Let us be your guide for a happy, safe, and fruitful journey into one of the most illustrious cities in the Western world.
Text By Matthew D’Abate / Pictures by Robert Lester
DO walk around.
This is a must. Let me stress once more – Walk. Around. Paris. The city was created exactly for this mode of exploration. The winding streets behold some of the most interesting secrets any major city can offer. From visiting the secondhand boutique shops, to taking a petite pause at a charming café, or even just noticing the eccentric characters that inhabit the city, the pedestrian is king on the streets of Paris. Walking is the best way to see and learn how the true Parisians live and breathe in everyday life.
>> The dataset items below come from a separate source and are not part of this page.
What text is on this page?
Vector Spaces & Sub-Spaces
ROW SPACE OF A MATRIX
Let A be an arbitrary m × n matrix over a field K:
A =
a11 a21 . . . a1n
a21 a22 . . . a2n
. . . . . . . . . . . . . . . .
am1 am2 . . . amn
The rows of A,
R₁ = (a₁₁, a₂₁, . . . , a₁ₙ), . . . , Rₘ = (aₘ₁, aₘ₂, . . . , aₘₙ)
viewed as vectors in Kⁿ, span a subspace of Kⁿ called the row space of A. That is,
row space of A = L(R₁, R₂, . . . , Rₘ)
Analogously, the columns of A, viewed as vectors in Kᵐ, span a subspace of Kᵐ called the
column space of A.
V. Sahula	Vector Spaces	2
DON’T go to restaurants with more than 6 items on their menu.
Small bistros are the real gems – and the finest bistros make everything on the same day. To French chefs, to freeze something overnight is a crime. If what you crave is an authentic, French dining experience, go and find a little bistro where all the specials are written right on a board. Generally, these restaurants are family run, with tons of charm and local fun. And the food people will be immaculate.
DO go to the less popular museums.
Of course, the Louvre is a masterful feat of French art history. But it is gigantic. I’m talking gigantic enough to have to spend days to see the museum in its entirety. Yet despite the Louvre’s enormousness, the Mona Lisa itself is tiny! Only 2’6” by 1’9” to be exact. In the interest of time, it might be in your favor to check out the less popular museums like the Picasso Museum, Musee Rodin, and the incredibly underrated Musee des Arts et Métiers, which gives its viewers an awesome look into modern science and the famous Foucault’s Pendulum!
DO see the Eiffel Tower once in your life.
I know, we’ve all seen the Eiffel Tower in the movies, television shows, and on postcards. One can even catch glimpses of the Eiffel Tower from some parts of Paris simply as a pedestrian. But to stand right before this fantastic architectural marvel is something to behold. Climbing it may be a different story and could take up your entire afternoon to get the same view of the city you would get if you hiked up the Montmartre (which you also must do!) But the Eiffel Tower, constructed for the 1889 World’s Fair, is a must see. Pro tip: Ride the 6 metro line and get a view of the majestic tower from an above ground train cart.
DON’T try to only speak English.
Get into the groove of the French language. Since you’re taking French classes, take full advantage of applying what you’ve learned and practice with more locals and native speakers. Don’t feel embarrassed or discouraged when you stumble and get tongue-tied while speaking. Here’s a secret: to the French ears, the American accent is very cute. You can also ask them to speak more slowly. There are always people around who are willing to help, even if it doesn’t seem like it at first. Remember that you’re in France, and that it’s time to live la vie en rose and walk the streets with a baguette from a proper boulangerie. And don’t forget to practice giving “la bise” while you’re at it.